The age-related reduction of IP in the isolated and perfused rat heart is shown. In Langendorff experiments left ventricular developed pressure (DP) recovered ≈ 40–50% in controls (standard ischemia [20 min] – reperfusion [40 min] insult) of both adult and senescent rat hearts (A). In preconditioning experiments (ischemia 2 min followed by 10 min of reperfusion and then a standard ischemia – reperfusion insult) (IP), DP recovered ≈ 80% in adult but not in senescent hearts (*p<0.001 vs. adults).

Fig. 3:

The age-related reduction of the cardioprotective effect of preinfarction angina, a clinical equivalent of IP, is shown. Bar graphs show that in-hospital mortality was similar in adults and elderly patients. In contrast, in the presence of angina, in-hospital mortality was lower in adults than in elderly patients. Thus, preinfarction angina is protective against in-hospital mortality in adults but not in elderly patients.

Fig. 4:

The restoration of the age-related of IP by exercise training and caloric restriction in the isolated and perfused rat heart is shown in panel A. Bar graphs show the recovery of left ventricular developed pressure (LVDP) (% of basal) at the end of reperfusion in sedentary ad libitum fed (control), trained ad libitum fed, sedentary food-restricted and trained- and food-restricted senescent hearts subjected to ischemia (20 min) and reperfusion (40 min) (Ischemia - IP) and pre-treated with preconditioning stimulus of 2 min followed by 10 min of reperfusion (Ischemia + IP).
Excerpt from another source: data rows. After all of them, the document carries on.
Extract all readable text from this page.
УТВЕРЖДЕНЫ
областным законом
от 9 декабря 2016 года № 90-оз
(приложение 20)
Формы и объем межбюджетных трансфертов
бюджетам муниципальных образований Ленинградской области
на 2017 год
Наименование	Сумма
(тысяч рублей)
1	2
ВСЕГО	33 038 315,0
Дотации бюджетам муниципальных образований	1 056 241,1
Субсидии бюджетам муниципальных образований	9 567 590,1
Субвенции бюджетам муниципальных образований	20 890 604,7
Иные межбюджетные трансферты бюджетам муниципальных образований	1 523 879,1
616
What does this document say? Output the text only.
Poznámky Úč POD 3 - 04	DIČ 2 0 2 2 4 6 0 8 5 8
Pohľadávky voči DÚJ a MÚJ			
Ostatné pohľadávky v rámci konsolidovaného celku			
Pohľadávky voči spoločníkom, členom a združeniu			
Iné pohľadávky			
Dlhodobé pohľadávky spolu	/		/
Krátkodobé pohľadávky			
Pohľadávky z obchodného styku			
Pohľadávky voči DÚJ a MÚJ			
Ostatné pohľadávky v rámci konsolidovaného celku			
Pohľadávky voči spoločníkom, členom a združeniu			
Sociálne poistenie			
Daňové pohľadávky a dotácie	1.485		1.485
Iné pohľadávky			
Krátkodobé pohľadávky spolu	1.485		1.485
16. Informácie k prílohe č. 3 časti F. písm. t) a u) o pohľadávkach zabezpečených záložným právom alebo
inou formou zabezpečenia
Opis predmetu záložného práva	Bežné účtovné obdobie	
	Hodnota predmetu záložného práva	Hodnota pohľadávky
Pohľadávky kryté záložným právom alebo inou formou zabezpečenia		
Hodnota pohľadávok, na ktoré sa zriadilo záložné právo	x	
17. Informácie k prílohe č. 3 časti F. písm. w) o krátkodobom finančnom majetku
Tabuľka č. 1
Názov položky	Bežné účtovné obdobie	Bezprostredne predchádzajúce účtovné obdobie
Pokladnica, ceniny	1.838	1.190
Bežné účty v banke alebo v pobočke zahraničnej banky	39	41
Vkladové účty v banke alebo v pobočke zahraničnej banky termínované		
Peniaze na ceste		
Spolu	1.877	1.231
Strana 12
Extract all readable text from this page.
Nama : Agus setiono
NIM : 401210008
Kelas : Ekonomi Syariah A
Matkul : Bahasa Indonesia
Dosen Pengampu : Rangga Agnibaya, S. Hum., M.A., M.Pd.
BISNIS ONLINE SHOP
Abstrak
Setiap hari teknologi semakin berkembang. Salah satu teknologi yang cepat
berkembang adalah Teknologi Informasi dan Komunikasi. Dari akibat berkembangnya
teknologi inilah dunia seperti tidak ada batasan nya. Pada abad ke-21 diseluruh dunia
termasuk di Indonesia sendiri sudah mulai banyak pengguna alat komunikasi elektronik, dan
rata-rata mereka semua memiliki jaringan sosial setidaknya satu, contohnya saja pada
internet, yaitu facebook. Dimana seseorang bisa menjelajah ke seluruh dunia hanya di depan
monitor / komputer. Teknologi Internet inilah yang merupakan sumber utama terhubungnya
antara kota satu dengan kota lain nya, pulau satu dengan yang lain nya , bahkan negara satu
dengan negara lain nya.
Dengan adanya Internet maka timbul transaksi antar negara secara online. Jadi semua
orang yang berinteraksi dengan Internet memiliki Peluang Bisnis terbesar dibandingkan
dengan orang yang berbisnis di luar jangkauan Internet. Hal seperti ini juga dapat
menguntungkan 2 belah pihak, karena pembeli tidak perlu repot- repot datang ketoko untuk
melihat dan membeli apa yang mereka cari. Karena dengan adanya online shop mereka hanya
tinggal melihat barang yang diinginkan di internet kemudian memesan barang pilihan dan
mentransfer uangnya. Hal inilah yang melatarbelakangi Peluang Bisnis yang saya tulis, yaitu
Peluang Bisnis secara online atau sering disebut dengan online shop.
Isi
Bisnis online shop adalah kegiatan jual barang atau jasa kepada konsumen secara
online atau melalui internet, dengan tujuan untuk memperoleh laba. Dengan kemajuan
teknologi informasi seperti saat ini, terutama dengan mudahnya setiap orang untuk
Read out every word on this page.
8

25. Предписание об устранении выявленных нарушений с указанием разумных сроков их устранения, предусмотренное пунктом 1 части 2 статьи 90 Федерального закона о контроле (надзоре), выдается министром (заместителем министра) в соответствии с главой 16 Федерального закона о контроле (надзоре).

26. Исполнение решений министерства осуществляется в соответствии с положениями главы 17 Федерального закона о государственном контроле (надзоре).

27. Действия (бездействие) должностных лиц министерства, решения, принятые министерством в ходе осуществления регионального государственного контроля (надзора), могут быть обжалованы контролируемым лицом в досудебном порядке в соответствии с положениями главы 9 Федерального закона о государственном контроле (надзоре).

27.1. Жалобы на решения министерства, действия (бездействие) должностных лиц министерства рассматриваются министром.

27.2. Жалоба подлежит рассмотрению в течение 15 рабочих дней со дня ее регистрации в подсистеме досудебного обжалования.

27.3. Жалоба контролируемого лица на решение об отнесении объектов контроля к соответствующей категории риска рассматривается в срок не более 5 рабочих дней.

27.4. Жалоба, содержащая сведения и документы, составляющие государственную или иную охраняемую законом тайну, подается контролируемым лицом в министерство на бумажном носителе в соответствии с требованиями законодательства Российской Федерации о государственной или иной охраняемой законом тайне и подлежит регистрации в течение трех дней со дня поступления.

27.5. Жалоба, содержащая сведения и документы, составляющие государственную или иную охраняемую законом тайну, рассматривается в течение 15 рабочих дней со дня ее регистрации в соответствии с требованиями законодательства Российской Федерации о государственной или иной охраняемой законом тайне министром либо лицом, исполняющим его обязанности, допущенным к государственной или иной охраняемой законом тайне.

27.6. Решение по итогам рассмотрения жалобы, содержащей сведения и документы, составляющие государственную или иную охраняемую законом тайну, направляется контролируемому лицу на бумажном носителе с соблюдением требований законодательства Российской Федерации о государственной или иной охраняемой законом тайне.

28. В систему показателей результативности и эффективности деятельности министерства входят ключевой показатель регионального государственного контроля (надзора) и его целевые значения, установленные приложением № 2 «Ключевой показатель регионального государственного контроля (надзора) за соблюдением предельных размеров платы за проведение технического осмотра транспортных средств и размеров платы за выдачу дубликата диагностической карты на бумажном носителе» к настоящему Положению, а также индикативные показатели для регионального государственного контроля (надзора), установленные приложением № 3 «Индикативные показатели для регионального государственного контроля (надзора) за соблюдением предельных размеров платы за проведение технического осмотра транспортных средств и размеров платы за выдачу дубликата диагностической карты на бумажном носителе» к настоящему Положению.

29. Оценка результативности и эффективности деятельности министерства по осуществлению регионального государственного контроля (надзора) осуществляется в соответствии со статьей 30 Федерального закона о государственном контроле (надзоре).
LVDP recovery was similar in the absence and the presence of IP. Exercise training and caloric restriction restored IP (p<0.01 vs. Control) and this effect was more evident in hearts from trained- and food-restricted rats (^§p<0.001 vs. Control). The preservation of the age-related reduction of the cardio-protective effect of preinfarction angina, a clinical equivalent of IP, by physical activity evaluated by Physical Activity Scale for the Elderly (PASE) score and by a normal body-mass index (BMI) is shown in B. Bar graphs show that in-hospital mortality percentage was similar in elderly patients without and with preinfarction angina but it was lower in elderly patient with preinfarction angina with high PASE score (>90) and normal BMI (19–24) (^§p<0.05 vs. all patients). This effect was more evident in elderly patients with the highest PASE (>90) and the normal BMI (19–24) (*p<0.01 vs. all patients) (with permission, Abete P et al., 2010) [56].

Figure 5:

Mortality for acute myocardial infarction in all elderly patients (A), in those without (no angina, B) and in those with (angina, C) preinfarction angina according to quartiles of physical activity (PASE) combined with each body mass index (BMI) quartile is shown. In-hospital death was lowest in elderly patients “with preinfarction angina” in the highest PASE score and in the lowest BMI subgroups (with permission, Abete P et al., 2009) [55].